С ужасом и омерзением я отбросил в сторону подлую крестовину, отчаянным рывком повернул голову к берегу - до него был миллион километров. И тогда, отметив как можно ближе незнакомую мужскую голову, я как будто сразу вдруг успокоился и быстро поплыл к ней на спине, широко загребая прямыми руками, на удивление четкими и ровными взмахами. Я приблизился вплотную, увидел мужчину с сильной шеей и густыми светлыми бровями и произнес, не останавливаясь, тоже четко и ровно, как сказал бы в троллейбусе или в магазине: "Простите, помогите мне, пожалуйста, я не могу доплыть до берега…"
Уже все сказав и закрыв рот, я почувствовал такое острое сожаление, какое редко когда испытывал в жизни. Я понял вдруг, что именно теперь, вот так, на спине, спокойно и размеренно, я мог бы доплыть, наверняка бы доплыл, потому что почти не испытывал страха. Но было поздно. Уже летела ко мне на всех парах желтая спасательная лодка, неожиданно огромный спасательный круг сухо шлепался рядом со мной на зеленую воду, любопытствующие лица, мужские и женские, стекались ко мне со всех сторон и еще больше лиц ждали на берегу, который оказался на удивление близким…
Замечательное это плавание с оранжевым кругом, триумфальное прибытие мое на берег на глазах у всех мужчин и женщин (особенно женщин!) - это уже было, пожалуй, слишком, этого я простить себе не мог. Впервые, может быть, за всю свою жизнь я не ограничился фантазиями и прожектами. Я решил наконец поднять руку на фатальное свое невезение.
Я уехал в Москву через три дня, как только сумел достать билет, ни разу больше не приблизившись к морю и почти ни с кем не заговорив. В Москве в бассейне я начал с азов: дуть на воду, приседать и махать руками - такую непривычную, такую детскую, такую до странности серьезную работу. И, когда весной через несколько месяцев я начал уже наплывать километры, я первое время неизменно отсчитывал, сколько сумел покрыть поплавковых дистанций - оранжевый круг все еще маячил перед моими глазами…

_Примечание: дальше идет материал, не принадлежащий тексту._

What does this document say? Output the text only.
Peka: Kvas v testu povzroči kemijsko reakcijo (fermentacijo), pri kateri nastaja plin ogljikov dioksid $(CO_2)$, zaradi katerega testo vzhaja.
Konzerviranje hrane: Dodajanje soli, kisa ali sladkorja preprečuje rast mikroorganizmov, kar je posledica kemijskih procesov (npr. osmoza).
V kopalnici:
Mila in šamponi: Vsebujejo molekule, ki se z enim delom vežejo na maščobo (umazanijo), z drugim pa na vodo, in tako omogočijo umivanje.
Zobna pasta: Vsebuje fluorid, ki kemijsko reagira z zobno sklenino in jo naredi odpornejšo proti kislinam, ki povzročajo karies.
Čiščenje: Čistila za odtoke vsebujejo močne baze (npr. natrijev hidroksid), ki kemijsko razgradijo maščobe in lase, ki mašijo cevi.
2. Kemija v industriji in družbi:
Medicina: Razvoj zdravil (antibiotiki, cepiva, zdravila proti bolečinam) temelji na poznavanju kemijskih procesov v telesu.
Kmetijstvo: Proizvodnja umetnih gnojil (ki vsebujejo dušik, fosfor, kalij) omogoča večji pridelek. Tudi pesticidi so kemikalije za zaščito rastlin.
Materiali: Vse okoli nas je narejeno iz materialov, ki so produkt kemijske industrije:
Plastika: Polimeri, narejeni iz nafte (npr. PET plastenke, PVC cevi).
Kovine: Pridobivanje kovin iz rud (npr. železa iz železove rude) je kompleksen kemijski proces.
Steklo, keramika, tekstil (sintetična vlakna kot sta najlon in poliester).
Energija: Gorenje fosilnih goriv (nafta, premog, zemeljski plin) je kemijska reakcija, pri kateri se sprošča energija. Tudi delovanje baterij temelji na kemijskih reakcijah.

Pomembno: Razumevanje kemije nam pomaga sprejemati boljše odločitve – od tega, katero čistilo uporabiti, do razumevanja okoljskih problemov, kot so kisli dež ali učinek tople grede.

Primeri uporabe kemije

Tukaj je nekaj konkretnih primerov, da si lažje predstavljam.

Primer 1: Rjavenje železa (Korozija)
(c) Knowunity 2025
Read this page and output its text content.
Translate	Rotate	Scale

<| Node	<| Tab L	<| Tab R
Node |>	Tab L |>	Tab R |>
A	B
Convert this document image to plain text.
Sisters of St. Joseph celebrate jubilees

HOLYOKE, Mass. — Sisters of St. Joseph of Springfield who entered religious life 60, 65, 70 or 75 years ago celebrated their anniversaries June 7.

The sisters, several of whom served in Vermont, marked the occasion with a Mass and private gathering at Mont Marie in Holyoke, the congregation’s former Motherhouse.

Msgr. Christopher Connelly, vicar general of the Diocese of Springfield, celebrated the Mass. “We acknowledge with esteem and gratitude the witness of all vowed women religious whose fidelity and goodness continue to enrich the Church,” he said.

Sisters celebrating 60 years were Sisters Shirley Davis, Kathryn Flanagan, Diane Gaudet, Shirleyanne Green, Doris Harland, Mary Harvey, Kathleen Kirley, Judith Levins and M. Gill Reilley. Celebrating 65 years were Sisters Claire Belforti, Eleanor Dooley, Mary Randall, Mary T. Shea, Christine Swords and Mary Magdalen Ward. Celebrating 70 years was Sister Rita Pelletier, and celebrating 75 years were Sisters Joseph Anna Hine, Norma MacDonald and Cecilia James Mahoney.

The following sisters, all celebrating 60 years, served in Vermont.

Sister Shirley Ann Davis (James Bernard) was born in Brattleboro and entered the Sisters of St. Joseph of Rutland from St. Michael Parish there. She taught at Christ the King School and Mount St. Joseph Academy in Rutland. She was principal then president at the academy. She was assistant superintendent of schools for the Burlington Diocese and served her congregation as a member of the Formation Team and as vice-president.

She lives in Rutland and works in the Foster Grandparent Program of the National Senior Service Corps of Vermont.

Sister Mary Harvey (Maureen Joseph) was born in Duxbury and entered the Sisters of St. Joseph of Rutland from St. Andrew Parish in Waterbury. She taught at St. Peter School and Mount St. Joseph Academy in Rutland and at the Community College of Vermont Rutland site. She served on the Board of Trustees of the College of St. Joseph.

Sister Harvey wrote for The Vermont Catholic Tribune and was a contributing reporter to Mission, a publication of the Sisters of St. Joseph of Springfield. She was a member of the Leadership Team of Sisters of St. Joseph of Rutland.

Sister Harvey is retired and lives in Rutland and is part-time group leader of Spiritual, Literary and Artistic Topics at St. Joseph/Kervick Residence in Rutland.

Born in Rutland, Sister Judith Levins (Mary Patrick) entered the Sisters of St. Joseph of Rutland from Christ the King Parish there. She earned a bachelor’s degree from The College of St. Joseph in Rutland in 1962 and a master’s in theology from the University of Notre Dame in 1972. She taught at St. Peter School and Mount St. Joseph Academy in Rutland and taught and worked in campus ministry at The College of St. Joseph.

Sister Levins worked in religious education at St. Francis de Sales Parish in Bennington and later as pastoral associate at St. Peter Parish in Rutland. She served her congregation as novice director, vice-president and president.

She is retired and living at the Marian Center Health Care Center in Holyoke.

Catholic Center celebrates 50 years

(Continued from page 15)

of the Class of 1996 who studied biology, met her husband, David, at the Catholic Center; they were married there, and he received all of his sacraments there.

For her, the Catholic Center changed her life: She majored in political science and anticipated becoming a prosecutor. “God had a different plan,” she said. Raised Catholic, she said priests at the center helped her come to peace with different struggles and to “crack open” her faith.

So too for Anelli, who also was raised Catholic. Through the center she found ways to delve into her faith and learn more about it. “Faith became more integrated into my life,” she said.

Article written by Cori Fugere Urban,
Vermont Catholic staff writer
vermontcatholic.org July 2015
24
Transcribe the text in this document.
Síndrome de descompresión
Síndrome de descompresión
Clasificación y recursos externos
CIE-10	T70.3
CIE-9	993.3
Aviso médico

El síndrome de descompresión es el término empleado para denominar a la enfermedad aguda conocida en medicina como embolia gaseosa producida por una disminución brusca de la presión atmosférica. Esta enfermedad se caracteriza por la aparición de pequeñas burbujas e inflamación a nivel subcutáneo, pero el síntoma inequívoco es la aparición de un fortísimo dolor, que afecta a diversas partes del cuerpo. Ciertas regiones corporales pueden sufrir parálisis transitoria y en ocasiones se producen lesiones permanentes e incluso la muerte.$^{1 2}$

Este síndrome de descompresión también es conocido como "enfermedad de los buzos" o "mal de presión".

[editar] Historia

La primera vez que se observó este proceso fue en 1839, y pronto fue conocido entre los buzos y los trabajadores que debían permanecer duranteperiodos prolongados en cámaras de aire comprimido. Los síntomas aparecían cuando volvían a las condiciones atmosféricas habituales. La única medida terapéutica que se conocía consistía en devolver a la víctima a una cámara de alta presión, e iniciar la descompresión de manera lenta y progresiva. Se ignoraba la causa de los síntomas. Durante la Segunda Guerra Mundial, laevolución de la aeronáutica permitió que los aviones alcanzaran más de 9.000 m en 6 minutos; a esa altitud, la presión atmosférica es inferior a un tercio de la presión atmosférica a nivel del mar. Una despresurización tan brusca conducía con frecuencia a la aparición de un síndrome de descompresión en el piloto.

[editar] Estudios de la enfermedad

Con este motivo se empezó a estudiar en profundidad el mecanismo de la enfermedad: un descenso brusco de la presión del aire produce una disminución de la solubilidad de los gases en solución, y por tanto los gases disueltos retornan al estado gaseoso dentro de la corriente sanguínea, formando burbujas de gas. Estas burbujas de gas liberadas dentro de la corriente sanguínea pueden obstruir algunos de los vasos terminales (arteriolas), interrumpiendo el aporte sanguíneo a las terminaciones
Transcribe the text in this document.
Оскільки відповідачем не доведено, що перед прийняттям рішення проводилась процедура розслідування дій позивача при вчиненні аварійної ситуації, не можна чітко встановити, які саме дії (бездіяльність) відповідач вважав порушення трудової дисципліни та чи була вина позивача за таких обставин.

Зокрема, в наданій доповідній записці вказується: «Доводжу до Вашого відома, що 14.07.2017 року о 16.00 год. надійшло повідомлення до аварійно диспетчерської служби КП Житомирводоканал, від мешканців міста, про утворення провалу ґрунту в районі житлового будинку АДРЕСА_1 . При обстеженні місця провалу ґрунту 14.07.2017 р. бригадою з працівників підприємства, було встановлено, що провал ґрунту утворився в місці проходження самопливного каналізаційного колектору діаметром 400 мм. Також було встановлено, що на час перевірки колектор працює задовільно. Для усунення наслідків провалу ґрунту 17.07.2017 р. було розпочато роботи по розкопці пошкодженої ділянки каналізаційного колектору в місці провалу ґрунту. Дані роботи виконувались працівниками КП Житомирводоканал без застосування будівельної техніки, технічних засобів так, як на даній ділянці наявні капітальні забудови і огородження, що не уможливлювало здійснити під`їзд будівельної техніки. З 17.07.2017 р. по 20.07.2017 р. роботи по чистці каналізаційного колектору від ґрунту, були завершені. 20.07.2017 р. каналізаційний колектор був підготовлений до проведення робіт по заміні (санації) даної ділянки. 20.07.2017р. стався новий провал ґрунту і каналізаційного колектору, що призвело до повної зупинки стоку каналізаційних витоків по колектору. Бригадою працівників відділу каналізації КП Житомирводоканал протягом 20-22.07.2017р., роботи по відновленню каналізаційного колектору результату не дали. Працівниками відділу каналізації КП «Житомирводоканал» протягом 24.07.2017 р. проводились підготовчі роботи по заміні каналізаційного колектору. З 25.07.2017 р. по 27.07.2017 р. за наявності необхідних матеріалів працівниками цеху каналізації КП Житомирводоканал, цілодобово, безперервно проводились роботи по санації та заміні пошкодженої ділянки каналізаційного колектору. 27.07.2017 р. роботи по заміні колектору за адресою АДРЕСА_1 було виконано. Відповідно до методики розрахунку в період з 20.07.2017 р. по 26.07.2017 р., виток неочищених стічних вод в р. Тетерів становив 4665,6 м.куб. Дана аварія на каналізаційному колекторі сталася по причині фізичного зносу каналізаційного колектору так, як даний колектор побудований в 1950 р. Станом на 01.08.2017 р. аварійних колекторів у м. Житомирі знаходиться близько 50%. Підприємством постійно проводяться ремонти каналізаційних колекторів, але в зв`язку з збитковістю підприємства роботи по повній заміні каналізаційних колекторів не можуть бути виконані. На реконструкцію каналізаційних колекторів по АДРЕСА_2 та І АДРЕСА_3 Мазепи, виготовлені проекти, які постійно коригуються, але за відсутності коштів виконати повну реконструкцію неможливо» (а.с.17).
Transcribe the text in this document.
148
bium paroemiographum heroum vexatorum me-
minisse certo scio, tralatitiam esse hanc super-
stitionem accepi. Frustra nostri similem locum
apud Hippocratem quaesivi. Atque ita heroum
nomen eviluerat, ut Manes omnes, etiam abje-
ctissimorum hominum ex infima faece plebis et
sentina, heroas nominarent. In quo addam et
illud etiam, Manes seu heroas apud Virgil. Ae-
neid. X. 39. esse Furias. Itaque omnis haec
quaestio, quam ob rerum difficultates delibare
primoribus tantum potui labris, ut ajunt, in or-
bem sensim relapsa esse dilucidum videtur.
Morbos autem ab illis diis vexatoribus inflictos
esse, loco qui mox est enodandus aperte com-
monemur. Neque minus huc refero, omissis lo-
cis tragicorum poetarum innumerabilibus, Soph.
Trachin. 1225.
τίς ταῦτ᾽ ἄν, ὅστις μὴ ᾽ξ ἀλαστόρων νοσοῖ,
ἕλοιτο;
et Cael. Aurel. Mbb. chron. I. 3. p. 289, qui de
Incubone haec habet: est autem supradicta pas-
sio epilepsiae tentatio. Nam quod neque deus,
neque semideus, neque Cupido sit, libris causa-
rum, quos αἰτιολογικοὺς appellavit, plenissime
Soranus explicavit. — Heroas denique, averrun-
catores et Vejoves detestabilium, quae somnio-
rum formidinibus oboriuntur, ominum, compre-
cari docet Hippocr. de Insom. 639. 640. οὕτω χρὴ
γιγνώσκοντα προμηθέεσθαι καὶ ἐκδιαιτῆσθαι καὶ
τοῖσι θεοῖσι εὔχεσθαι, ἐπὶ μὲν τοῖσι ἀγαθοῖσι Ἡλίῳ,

Следующим летом я снова поехал на Черное море, на Кавказское побережье, в тот же самый поселок, на тот же пляж. (Что поделать, я был еще очень молод, у меня был дурной вкус!)
Я сошел с автобуса и спустился к морю в лучших своих, выходных туфлях, в выходном костюме, с чемоданом в руке. День был как раз на удивление прохладный, солнца не было, дул ветерок. Никто не купался. Несколько скучных семейных групп расположилось вокруг на сухих лежаках. Играли в карты, жевали, поглядывали. Я поставил чемодан у самой воды, прямо на прибрежную гальку, медленно и, как мне показалось, спокойно разделся (плавки я, конечно, надел еще в поезде) и затем, не оглядываясь, бросился в воду. Я поплыл кролем, дыша на четыре такта. Вода в море была как вода, вела себя естественно и дружелюбно, и только небольшие шальные волны по временам захлестывали голову, было неудобно, когда они приходились на вдох, но я быстро к ним приспособился. Поплавки оказались совсем другими, на месте той дурной крестовины болталась красная полая бомбочка, уж эта выдержит хоть пятерых! Я нарочно медленно проплыл мимо, похлопав бомбочку по чугунному боку, механически, без всякого вдохновения, просто так было задумано. Дальше не было уже ничего, никаких ориентиров, только море, и я плыл и плыл, пока, оглянувшись, не увидел, что поплавки слились с берегом, впечатались редкими мелкими бусинками в его тонкую ровную кромку. Это тоже входило в программу. Этим взглядом извне я как бы уничтожал унизившее меня пространство, как бы сводил к нулю ту злосчастную дистанцию, которая год назад показалась, мне огромной.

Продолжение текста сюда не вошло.